Forum OpenACS Development: Re: GUIDs (Globally Unique Identifiers) as Object IDs?
Starting with pg9.2, postgres supports UUIDs as datatype, but does not provide a standard function for generating it (there are add-on modules available) . Instead of sequences, one has to use functions to generate IDs. The organization of the files in the CR has to be altered. The impact of UUIDs on OpenACS magic IDs is as well not clear.... Upgrade scripts look like an intellectual challenge.
So, i would not call this a small change, since it will effects at the end every package (data model and the input validation). Don't expect, that this would solve all aspects for horizontal scaling. If you "ignore unique constraints" you customers will complain about data losses.
Using UUIDs has some sex appeal, i thought about it in the past, but it would be a substantial change.

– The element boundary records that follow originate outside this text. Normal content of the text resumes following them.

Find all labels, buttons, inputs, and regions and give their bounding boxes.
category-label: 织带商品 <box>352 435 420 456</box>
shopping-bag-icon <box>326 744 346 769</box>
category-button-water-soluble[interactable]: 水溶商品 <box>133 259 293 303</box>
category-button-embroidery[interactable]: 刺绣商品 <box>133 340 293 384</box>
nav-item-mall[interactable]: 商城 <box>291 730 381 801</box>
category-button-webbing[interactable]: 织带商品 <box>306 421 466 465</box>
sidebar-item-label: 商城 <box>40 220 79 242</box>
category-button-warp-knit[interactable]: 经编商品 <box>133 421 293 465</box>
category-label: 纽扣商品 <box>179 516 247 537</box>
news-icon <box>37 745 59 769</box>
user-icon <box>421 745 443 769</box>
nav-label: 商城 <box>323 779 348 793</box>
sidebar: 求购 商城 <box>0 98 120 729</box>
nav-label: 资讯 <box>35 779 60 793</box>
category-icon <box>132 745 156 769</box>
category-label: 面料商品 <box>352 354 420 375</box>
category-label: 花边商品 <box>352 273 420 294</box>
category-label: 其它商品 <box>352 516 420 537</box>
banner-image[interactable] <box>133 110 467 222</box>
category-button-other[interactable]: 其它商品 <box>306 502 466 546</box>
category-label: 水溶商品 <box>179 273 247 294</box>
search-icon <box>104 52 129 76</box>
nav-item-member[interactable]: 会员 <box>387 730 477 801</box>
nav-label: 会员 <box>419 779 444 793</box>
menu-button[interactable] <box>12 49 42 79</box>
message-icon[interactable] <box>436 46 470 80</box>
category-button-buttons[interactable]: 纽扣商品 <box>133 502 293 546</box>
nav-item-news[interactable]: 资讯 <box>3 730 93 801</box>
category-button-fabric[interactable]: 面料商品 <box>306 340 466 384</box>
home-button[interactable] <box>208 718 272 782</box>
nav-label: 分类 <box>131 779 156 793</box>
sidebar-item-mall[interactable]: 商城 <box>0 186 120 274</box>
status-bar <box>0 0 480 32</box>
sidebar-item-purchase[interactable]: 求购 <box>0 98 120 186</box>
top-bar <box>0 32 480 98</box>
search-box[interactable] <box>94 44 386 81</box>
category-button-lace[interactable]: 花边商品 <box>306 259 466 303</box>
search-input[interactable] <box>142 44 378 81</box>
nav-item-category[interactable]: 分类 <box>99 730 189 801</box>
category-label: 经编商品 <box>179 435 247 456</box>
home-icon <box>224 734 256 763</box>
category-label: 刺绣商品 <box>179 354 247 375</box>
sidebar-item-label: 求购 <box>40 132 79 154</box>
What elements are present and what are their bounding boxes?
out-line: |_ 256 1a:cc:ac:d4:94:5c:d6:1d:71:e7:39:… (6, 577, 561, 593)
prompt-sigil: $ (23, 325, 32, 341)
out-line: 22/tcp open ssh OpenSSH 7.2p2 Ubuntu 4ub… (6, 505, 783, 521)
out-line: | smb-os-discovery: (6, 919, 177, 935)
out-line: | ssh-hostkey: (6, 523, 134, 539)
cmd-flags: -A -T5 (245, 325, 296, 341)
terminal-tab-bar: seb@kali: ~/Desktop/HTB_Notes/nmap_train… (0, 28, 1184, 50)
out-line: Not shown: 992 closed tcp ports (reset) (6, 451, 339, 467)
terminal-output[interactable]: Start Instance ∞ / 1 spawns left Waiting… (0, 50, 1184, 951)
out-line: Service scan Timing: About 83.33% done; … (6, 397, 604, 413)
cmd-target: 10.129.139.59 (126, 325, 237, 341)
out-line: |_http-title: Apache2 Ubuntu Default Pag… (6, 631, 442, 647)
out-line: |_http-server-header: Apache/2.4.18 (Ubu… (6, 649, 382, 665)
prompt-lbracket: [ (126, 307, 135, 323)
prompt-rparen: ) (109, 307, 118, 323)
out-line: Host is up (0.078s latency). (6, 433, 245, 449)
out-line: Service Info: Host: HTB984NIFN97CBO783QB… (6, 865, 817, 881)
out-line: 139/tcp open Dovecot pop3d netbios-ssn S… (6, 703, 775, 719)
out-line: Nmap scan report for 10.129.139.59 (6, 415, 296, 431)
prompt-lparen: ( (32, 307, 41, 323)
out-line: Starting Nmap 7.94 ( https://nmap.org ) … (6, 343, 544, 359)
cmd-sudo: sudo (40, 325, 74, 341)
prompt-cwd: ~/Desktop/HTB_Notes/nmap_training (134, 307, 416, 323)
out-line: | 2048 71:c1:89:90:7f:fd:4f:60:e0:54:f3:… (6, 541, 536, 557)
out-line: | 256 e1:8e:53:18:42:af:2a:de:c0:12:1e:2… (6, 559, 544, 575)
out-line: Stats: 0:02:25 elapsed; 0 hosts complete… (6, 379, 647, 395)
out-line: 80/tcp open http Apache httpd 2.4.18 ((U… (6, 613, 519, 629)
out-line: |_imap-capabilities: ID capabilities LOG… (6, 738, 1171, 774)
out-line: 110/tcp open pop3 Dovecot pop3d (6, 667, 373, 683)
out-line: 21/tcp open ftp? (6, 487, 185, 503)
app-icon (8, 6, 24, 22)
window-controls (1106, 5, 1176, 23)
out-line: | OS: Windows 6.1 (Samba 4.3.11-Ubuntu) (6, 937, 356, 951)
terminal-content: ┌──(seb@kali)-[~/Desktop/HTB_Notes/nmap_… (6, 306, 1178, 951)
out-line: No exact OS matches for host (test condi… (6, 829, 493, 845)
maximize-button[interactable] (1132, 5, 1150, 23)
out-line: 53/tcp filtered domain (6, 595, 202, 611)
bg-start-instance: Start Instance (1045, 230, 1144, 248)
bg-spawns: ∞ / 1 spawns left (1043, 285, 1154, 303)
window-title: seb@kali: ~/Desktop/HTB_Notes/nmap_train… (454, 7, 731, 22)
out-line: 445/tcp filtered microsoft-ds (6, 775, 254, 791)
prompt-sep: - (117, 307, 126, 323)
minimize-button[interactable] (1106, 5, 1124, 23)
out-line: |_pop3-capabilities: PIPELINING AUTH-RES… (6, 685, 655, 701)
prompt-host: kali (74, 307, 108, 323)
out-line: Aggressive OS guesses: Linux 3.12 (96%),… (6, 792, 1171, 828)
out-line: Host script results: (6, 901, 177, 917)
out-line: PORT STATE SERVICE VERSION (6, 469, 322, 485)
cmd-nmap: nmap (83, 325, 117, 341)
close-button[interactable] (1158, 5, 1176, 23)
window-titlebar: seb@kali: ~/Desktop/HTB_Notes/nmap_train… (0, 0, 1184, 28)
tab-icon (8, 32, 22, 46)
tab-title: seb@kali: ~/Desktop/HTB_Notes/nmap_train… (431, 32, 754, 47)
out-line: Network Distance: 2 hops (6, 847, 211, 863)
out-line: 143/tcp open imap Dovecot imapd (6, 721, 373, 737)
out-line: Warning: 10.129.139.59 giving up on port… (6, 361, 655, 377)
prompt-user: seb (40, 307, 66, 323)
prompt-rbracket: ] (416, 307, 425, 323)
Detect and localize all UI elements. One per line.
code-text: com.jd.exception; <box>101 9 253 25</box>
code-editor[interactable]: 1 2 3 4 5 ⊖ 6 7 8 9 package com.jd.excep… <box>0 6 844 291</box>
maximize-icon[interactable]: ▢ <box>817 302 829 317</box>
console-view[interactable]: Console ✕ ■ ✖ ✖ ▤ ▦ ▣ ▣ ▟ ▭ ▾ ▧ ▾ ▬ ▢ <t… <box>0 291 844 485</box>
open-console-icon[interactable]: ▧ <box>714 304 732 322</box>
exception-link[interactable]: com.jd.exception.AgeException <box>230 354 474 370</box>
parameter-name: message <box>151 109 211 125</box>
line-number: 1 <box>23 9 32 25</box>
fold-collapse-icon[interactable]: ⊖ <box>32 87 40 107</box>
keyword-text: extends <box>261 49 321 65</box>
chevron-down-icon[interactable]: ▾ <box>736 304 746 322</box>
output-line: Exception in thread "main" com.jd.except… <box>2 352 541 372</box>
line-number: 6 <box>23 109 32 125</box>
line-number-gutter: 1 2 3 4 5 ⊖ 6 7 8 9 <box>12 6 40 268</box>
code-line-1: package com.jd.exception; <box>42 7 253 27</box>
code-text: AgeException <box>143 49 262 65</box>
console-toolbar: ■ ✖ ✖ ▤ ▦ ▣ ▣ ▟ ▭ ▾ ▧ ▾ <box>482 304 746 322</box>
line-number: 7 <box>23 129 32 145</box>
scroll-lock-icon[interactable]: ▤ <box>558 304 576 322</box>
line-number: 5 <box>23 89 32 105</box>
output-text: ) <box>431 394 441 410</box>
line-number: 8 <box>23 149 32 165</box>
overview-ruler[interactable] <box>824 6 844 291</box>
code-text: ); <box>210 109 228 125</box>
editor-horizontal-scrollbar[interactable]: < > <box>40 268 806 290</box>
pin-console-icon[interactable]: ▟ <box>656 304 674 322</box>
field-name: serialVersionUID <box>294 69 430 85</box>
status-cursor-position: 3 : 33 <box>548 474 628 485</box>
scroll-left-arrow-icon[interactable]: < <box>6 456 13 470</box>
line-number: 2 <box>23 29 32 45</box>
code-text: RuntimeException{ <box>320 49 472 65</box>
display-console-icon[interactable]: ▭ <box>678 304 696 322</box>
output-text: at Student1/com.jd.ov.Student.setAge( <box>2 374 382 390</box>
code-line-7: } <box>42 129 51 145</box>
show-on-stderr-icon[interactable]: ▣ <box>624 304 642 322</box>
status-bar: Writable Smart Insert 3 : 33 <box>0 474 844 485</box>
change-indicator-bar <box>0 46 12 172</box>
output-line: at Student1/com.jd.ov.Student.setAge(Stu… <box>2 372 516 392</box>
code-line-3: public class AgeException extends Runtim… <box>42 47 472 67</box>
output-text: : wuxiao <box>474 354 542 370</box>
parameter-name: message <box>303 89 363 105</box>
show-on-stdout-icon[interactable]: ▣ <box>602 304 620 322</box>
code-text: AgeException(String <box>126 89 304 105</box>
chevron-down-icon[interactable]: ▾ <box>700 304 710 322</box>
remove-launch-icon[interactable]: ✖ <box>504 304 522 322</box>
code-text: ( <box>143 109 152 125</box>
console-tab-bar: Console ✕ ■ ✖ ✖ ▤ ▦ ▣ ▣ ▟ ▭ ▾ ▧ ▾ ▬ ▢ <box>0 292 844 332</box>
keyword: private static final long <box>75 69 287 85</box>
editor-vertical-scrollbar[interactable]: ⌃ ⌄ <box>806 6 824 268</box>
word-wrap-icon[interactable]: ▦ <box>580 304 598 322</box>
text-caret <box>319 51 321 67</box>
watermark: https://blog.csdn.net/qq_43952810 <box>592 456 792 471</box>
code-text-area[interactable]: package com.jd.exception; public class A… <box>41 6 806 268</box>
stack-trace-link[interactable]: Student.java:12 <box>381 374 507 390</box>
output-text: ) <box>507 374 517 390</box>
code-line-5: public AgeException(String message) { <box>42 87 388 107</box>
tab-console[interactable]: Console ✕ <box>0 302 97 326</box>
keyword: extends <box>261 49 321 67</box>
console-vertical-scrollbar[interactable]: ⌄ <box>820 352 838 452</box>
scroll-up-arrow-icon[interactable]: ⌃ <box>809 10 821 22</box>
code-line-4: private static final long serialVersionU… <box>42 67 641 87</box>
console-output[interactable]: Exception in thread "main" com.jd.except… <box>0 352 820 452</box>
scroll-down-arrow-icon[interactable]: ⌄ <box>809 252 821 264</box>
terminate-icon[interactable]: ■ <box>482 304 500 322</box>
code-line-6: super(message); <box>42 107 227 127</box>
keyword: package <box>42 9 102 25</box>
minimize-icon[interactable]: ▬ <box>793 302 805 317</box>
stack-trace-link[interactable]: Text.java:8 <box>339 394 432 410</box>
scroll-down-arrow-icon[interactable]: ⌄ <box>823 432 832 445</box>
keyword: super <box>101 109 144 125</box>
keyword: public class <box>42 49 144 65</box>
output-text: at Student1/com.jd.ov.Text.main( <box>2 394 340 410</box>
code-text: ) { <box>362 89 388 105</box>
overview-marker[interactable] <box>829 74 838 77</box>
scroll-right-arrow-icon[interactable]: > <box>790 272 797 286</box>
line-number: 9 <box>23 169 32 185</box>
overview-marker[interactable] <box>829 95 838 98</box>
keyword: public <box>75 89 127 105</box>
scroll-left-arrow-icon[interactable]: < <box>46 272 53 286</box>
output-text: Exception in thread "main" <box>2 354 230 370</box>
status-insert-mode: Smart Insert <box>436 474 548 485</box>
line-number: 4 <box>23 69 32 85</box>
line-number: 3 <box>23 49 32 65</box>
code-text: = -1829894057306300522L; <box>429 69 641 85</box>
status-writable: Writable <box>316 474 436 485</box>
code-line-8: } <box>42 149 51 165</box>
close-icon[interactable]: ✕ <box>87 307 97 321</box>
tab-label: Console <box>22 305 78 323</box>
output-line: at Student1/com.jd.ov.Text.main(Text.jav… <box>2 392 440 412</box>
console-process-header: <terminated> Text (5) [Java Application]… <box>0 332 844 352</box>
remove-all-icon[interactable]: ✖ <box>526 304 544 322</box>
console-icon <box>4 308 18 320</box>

"everything looks like a hammer when all one knows is a hammer",
What are the weaknesses in addressing this with mapping for everything output and input, where internals remain unchanged:
create table uu_site_object_map (
-- indexes created for each case
So long as UUIDs are pre-generated (such as via abundant output from a bitcoin mining pool or blockchain) and confirmed unique?
OTOH, if you know to import data from some satellite" system B or C into A, one can store the highest known object_id of the last sync on A (e.g. B_max, and C_max). When performing an import from e.g. B, map just the IDs higher than B_max (i.e. ignoring deletes). When the goal is a bidirectional sync, guess then there is no other way than having per "satellite" a separate acs_objects table as basis for a sync....
quite easy to use GUIDs (large random numbers...)
> one cannot store a UUID in a integer type
Yes you can. This is not about adherence to standards here, but about a simple solution to scale out horizontally So for example I could imagine to just use "large random numbers".
Actually, sequential numbers with a "prefix" * 1000000000 offset (with a separate "prefix" for each system) could also be sufficient to create separate "number circuits". So even sequences might continue to work... And this might actually work with normal integers and without the needs for bigints...
If you mean "1000000000" literally, be aware that the maximum value of an integer in PostgreSQL is "2147483647" (roughly twice that value) . Notice that on sites like openacs.org, we had already overruns on 32bit sequences .
Nevertheless, for "site-synching" (see above), i see no need for any kind of UUIDs.
I mentioned the blockchain for obtaining a pool of preprocessed random hashes to be used as UUIDs, but those are apparently hashed at 256bits. And as Gustaf mentions, using standards outside of their definition tends to confuse things and break convention;
Maybe verifiable, unpredictable 128bit UUID format hashes can be generated using a system/satellite salt reference and object_id et cetera with SHA-3/ It apparently has little risk of collisions and relatively low processor demands, and the bit length can be configured to fit UUID.